Henry Che-Chuen Yuen (Chinese: 袁子春; born 7 April 1948, in Shanghai, China) is a founder and former CEO of Gemstar-TV Guide International. He has a PhD in applied mathematics from Caltech. He worked briefly at Caltech and New York University, then obtained a law degree from Loyola Law School.

He founded Gemstar in 1986. Called a "patent terrorist" for his aggressive litigation regarding the company's patent portfolio, he was also lauded as "the Bill Gates of TV", even negotiating a generous settlement with Microsoft for per-unit royalties and advertising revenue from Microsoft's WebTV and Ultimate TV set-top boxes.

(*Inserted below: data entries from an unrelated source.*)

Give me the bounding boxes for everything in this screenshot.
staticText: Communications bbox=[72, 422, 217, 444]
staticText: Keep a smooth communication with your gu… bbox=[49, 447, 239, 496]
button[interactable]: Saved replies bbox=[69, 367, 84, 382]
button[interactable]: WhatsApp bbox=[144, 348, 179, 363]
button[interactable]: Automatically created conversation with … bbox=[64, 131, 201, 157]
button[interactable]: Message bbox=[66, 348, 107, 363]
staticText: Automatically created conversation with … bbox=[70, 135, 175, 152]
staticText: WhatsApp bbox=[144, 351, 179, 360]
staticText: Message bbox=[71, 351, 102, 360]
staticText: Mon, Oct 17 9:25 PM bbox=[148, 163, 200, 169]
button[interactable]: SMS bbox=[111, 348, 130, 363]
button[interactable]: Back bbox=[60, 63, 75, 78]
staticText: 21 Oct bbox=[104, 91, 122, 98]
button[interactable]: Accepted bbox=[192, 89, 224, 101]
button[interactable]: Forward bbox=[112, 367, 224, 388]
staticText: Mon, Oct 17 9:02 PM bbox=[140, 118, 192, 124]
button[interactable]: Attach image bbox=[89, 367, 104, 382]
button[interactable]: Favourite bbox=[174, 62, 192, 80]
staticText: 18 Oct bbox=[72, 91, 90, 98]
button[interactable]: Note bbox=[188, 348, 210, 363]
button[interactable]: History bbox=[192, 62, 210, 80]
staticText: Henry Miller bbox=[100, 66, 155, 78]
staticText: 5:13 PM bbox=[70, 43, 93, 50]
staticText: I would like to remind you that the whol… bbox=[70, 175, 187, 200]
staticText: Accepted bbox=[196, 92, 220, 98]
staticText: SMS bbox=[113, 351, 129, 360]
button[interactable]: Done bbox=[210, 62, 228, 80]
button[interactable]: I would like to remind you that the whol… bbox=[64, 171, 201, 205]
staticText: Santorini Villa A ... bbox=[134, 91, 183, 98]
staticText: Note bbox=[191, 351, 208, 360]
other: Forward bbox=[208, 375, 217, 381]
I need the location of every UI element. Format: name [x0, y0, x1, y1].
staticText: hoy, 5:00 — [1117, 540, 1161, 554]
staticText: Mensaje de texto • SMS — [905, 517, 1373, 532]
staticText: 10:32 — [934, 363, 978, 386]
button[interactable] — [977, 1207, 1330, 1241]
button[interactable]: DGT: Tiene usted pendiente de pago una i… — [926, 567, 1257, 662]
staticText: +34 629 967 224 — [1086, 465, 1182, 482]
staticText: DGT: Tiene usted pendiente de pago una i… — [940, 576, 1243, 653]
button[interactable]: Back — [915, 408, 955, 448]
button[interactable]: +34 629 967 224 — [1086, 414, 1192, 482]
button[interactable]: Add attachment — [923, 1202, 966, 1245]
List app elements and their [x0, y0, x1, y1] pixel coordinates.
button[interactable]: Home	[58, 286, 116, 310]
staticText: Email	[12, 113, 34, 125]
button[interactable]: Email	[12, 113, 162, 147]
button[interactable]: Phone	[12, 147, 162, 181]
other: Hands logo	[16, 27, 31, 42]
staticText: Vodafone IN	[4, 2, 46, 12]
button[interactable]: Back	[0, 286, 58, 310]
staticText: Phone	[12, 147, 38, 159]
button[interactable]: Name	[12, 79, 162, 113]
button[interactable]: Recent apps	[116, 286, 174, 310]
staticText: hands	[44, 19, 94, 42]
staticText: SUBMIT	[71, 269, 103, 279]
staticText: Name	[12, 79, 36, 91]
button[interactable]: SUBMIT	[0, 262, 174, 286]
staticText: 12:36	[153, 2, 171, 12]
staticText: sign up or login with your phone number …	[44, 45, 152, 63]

Commenting in 2001 on his approach to business, he remarked: "In business, where I am right now, the only rules that exist are the ones you make."
After he merged Gemstar with TV Guide - he became notorious for constructing irrational and obscure business plans that had no relevance and relationship with the realities of the media business.
He was fired from Gemstar in 2003, after the company revealed criminal manipulation of revenue recognition initiated by Yuen and other accounting problems. He was convicted of securities fraud in 2006, and ordered to pay $22 million in penalties. As of April 25, 2007, his whereabouts are unknown.